Inherited dentin malformations are autosomal dominant disorders of dentin mineralization and are separated into two main categories, dentinogenesis imperfecta (DGI) and dentin dysplasia (DD) (Shields et al., 1973). Mutations in dentin sialophosphoprotein (DSPP) gene are clinically related to dentinogenesis imperfecta (types II and III) and dentin dysplasia (type II) (De La Dure-Molla et al., 2015, Kim and Simmer, 2007). To date, 60 different dentin sialophosphoprotein gene mutations have been reported to cause inherited dentin defects in human. Clinically, it is characterized by amber and opalescent teeth, poorly mineralized dentin, fractured dental enamel and early obliteration of the pulp chamber (Acevedo et al., 2008, Zhang et al., 2001). Dentin dysplasia type II is similar to dentinogenesis imperfecta type II in terms of deciduous dentition. The affected permanent teeth display mild discoloration, radiographically thistle-shaped pulp chambers and pulp stones (Brenneise & Conway, 1999).

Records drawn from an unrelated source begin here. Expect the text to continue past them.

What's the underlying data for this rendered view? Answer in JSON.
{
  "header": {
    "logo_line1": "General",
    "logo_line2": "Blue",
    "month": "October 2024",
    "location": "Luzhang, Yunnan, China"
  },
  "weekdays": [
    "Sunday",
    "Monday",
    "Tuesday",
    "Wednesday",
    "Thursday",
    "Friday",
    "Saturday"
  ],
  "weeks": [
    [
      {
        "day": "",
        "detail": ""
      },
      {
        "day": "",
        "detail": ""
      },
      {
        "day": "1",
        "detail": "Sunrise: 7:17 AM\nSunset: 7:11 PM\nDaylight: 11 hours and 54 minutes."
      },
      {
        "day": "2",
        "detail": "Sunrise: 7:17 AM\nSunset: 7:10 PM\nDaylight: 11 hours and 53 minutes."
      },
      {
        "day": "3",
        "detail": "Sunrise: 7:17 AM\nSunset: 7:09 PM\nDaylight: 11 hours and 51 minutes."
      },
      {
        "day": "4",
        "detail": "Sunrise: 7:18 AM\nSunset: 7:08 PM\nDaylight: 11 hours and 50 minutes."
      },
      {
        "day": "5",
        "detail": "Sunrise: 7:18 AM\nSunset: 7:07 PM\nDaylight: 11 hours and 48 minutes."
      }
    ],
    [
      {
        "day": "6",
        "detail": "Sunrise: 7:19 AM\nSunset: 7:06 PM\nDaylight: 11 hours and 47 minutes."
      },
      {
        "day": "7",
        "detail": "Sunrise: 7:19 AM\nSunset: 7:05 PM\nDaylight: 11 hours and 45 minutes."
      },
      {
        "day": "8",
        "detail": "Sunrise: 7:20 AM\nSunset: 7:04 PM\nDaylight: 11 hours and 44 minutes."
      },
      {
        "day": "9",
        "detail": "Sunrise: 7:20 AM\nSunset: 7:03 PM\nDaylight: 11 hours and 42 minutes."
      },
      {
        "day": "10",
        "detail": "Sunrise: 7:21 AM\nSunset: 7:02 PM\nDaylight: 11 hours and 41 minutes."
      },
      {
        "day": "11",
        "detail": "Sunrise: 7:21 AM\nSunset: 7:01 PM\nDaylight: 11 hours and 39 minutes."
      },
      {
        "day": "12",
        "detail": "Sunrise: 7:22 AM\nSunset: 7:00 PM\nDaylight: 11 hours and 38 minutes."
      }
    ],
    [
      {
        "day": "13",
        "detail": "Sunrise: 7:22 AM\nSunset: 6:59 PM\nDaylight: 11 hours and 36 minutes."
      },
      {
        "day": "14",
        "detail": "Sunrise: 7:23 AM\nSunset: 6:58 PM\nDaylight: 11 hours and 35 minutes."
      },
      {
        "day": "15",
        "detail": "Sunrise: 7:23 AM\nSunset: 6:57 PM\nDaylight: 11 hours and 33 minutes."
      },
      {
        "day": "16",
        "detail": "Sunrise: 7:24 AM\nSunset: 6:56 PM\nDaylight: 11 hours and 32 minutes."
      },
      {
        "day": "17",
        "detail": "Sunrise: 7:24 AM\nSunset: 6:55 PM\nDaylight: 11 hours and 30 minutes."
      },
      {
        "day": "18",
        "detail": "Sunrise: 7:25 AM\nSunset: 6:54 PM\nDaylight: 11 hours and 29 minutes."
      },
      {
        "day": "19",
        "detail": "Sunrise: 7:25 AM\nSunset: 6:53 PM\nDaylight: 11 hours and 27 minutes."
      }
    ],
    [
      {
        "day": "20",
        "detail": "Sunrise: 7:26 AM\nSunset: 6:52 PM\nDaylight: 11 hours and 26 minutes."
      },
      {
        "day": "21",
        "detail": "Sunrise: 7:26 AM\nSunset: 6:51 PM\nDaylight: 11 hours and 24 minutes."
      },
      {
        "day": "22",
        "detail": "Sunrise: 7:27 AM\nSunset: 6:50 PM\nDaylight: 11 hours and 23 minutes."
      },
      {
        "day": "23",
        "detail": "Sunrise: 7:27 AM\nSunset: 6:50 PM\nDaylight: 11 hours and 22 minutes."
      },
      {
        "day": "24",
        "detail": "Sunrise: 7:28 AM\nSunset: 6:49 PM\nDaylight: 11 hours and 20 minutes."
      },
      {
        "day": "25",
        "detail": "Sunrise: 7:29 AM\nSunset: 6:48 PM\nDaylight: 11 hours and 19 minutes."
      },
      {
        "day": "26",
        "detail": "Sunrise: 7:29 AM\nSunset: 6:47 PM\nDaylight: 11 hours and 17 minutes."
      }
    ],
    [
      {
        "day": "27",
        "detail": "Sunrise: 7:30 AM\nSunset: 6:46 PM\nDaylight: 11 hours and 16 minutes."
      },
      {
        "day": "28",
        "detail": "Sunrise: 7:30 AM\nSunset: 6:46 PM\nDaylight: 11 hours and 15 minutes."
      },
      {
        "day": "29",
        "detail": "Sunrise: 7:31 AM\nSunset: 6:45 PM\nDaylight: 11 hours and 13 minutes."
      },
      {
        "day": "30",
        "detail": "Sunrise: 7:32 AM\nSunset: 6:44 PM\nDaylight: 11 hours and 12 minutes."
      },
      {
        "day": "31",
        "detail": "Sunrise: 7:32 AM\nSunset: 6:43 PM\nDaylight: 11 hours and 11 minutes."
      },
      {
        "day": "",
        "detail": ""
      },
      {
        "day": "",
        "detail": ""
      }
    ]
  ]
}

Studies have shown that dentin sialophosphoprotein is mainly expressed in odontoblasts and transiently expressed in preameloblasts during tooth development (Chen et al., 2009). The N-terminus of the dentin sialophosphoprotein is cleaved into glycosylated dentin sialoprotein (DSP) and dentin glycoprotein (DGP). The C-terminal region, dentin phosphoprotein (DPP), is aspartic acid and phosphoserine-rich with a unique sequence of serine-serine-asparagine/aspartate (Ser-Ser-Asx) repeats (Song et al., 2008). Dentin phosphoprotein is more abundant and has been suggested to be involved in initiating dentin matrix mineralization (MacDougall et al., 1997, Suzuki et al., 2009). Dentin sialophosphoprotein gene mutations cause inherited dentin defect through a dominant-negative mechanism (Von Marschall et al., 2012). Deletion or point mutations near the signal peptide might affect signal cleavage and interrupt protein folding and secretion, inducing cell pathology and endoplasmic reticulum (ER) stress (Nieminen et al., 2011). The pathological mechanisms might be better described as a gain-of-function or dominant-negative effect (Von Marschall et al., 2012, Nieminen et al., 2011, Shi et al., 2020). However, the molecular genetic etiology and genotype–phenotype correlations remain unclear.

In the current study, we characterized the dental phenotype and the results of a mutational analysis of three Chinese families with clinically identified inherited dentin diseases. All the mutations were in dentin phosphoprotein coding regions, and the differential phenotypes and the characteristics of affected teeth were investigated.